Se nel mercato pubblicitario esista o meno una posizione dominante lo stabilirà presto l’Agcom,una volta conclusa l’indagine conoscitiva del settore avviata nel 2010, quello che è certo è che il concetto di mercato pubblicitario è passibile di interpretazione. Fino a ieri, infatti, il garante delle Comunicazioni vi faceva rientrare solo la pubblicità che viaggia nei media tradizionali (giornali, televisione e radio), da oggi invece i confini risultano molto più ampi. Con un voto a maggioranza il consiglio dell’Authority riunitosi ieri ha, infatti, deciso di allargare l’indagine sul mercato pubblicitario in corso anche a tutto il web 2.0 (social network come Facebook e Youtube compresi) ma anche ai cosiddetti strumenti below the line, vale a dire alle attività di marketing e di comunicazione di relazione.
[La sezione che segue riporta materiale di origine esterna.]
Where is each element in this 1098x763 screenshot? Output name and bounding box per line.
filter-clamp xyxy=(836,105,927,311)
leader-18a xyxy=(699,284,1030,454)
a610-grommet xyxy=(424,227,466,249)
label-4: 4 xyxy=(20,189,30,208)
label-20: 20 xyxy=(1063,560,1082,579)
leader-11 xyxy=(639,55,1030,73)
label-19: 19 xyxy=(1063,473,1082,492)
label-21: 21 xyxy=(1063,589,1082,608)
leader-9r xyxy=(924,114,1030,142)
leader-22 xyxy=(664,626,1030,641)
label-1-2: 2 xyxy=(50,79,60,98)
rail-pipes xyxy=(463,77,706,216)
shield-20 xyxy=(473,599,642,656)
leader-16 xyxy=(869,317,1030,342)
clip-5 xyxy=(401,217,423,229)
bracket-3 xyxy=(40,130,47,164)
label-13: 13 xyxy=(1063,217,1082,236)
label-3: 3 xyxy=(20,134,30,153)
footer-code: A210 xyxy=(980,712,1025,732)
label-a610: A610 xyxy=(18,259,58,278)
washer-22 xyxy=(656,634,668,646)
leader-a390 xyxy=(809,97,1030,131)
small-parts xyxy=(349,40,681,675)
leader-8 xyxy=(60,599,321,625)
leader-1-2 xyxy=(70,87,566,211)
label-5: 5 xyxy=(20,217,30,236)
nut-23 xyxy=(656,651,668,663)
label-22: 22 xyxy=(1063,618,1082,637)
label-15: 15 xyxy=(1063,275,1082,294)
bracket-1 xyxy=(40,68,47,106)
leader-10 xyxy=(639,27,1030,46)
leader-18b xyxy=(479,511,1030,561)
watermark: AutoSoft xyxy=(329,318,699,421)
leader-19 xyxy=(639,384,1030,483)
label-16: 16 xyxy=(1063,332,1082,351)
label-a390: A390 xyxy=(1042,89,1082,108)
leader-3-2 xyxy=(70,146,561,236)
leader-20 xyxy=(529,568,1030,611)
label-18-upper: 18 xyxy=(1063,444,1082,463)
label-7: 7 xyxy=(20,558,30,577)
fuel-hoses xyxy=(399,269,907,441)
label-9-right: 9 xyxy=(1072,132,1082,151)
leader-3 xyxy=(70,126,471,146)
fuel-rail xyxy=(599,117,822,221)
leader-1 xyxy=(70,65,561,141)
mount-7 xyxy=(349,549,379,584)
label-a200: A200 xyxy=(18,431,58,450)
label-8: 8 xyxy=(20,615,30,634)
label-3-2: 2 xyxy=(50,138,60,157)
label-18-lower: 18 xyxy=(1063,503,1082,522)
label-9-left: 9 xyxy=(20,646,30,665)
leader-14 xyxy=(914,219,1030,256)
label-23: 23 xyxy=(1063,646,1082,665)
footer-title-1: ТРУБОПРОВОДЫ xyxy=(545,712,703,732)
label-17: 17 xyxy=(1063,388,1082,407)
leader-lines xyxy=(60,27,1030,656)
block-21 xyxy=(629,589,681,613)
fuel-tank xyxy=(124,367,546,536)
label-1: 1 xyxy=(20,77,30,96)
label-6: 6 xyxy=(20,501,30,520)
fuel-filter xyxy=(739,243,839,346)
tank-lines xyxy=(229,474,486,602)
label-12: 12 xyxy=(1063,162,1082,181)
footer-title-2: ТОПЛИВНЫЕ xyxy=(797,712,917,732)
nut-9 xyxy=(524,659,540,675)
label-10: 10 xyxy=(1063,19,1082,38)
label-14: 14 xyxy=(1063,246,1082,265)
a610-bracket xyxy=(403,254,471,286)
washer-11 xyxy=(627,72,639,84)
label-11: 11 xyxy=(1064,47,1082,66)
Il voto favorevole all’allargamento, al quale ha partecipato anche il presidente dell’Authoritry, Corrado Calabrò, è arrivato nonostante il parere, di ben 14 pagine, nel quale i tecnici spiegavano come il marketing e la comunicazione di relazione siano una realtà distinta dal mercato classico della pubblicità, appartenendo addirittura a una filiera produttiva diversa.

Con questa decisione l’Authority allarga a dismisura, fino a farlo raddoppiare, il mercato pubblicitario. Un oceano nel quale la posizione di Mediaset, non solo non appare più dominante, ma si perde.